Member of the Legislative Yuan
- Incumbent
- Assumed office 18 December 2009
- Preceded by: Wu Den-yih
- Constituency: Nantou County 1st

Personal details
- Born: December 1, 1965 (age 60) Puli, Nantou County, Taiwan
- Party: Kuomintang
- Education: Chia Nan University of Pharmacy and Science (BPharm) Feng Chia University (MA)

= Ma Wen-chun =

Taiwanese politician

Ma Wen-chun (馬文君 (Mǎ Wénjūn, Ma Wen-chün); born 1 December 1965) is a Taiwanese politician. A member of the Kuomintang, she has served in the Legislative Yuan since 2009.

==Education==
Ma earned a Bachelor of Pharmacy (B.Pharm.) from Chia Nan University of Pharmacy and Science and a master's degree in management development from Feng Chia University.

==Career==
Ma has served in the Legislative Yuan since 2009. She is on the legislature's Foreign Affairs and National Defense Committee since 2020.

==Controversies==
In October 2023, she was publicly accused of attempting to hinder Taiwan's domestic submarine program by outing foreign individuals involved in the program and providing classified information on the program to the People's Republic of China.
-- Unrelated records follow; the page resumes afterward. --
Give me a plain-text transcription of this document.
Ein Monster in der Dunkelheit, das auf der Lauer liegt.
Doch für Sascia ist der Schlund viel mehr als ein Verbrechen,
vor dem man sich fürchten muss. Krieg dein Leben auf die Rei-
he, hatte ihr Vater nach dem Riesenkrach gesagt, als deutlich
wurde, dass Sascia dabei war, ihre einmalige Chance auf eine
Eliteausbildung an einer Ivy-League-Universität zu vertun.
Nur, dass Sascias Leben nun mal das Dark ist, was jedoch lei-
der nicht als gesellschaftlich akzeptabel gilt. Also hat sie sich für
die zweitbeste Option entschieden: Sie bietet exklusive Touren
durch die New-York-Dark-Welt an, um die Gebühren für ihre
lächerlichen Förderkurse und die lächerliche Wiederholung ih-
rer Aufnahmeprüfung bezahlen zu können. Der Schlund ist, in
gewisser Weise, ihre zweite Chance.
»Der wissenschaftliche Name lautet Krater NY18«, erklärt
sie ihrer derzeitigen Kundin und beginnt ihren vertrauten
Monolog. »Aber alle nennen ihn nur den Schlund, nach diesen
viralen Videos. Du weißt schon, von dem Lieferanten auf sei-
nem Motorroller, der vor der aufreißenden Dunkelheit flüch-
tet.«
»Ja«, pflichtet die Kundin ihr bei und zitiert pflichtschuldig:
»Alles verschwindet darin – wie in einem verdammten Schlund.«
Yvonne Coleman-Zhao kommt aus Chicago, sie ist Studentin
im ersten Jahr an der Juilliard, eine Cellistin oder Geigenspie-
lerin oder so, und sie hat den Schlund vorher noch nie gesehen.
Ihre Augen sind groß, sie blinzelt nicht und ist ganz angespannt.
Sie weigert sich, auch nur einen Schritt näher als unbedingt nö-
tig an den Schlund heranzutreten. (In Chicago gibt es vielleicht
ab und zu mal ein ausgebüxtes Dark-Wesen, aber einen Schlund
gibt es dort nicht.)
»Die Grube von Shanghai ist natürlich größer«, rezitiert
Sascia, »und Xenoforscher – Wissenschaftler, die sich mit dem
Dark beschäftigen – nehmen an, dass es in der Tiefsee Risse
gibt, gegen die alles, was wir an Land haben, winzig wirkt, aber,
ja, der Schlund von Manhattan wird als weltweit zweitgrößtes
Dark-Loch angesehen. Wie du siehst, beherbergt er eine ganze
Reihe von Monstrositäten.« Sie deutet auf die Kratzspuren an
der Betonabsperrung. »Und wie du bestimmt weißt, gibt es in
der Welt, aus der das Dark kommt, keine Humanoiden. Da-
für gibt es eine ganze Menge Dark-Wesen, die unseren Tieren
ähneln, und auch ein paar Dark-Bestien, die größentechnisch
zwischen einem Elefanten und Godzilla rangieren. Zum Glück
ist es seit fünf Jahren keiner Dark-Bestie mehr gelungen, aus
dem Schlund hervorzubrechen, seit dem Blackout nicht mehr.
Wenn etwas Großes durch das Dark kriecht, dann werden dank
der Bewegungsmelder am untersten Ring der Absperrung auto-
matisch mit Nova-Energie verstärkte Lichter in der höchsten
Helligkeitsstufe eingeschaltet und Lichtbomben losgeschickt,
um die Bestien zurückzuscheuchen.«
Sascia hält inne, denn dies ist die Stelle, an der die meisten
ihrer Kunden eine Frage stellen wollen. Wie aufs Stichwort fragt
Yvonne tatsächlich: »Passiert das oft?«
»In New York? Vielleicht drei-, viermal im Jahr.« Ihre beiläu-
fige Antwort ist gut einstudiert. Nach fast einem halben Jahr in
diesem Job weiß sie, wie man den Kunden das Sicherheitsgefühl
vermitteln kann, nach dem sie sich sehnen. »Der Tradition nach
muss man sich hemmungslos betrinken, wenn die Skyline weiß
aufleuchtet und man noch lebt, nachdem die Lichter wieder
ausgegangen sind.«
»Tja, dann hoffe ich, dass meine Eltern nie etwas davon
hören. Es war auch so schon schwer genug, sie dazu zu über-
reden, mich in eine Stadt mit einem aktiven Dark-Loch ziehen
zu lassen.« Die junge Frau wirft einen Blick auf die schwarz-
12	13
After the head of the submarine program commented that an unspecified legislator had interfered with the program, Ma said on Facebook, "If you name me, I'll have to sue you"; she was then named by her legislative colleagues.

DPP legislative candidate Justin Wu and political commentator Lee Zheng-hao filed suit against Ma, accusing her of treason, at the High Prosecutors' Office. Ma previously confirmed in a public post that her office mailed materials relating to the submarine program to the Korean Mission in Taipei in January 2022, but said she also passed them along to the Ministry of National Defense and the Ministry of Justice Investigation Bureau. If convicted, Ma could face a sentence of "not less than three years but not more than ten years."

In December 2023, Ma was accused of illegally building a residential villa on protected farmland in Puli that is intended for agricultural use.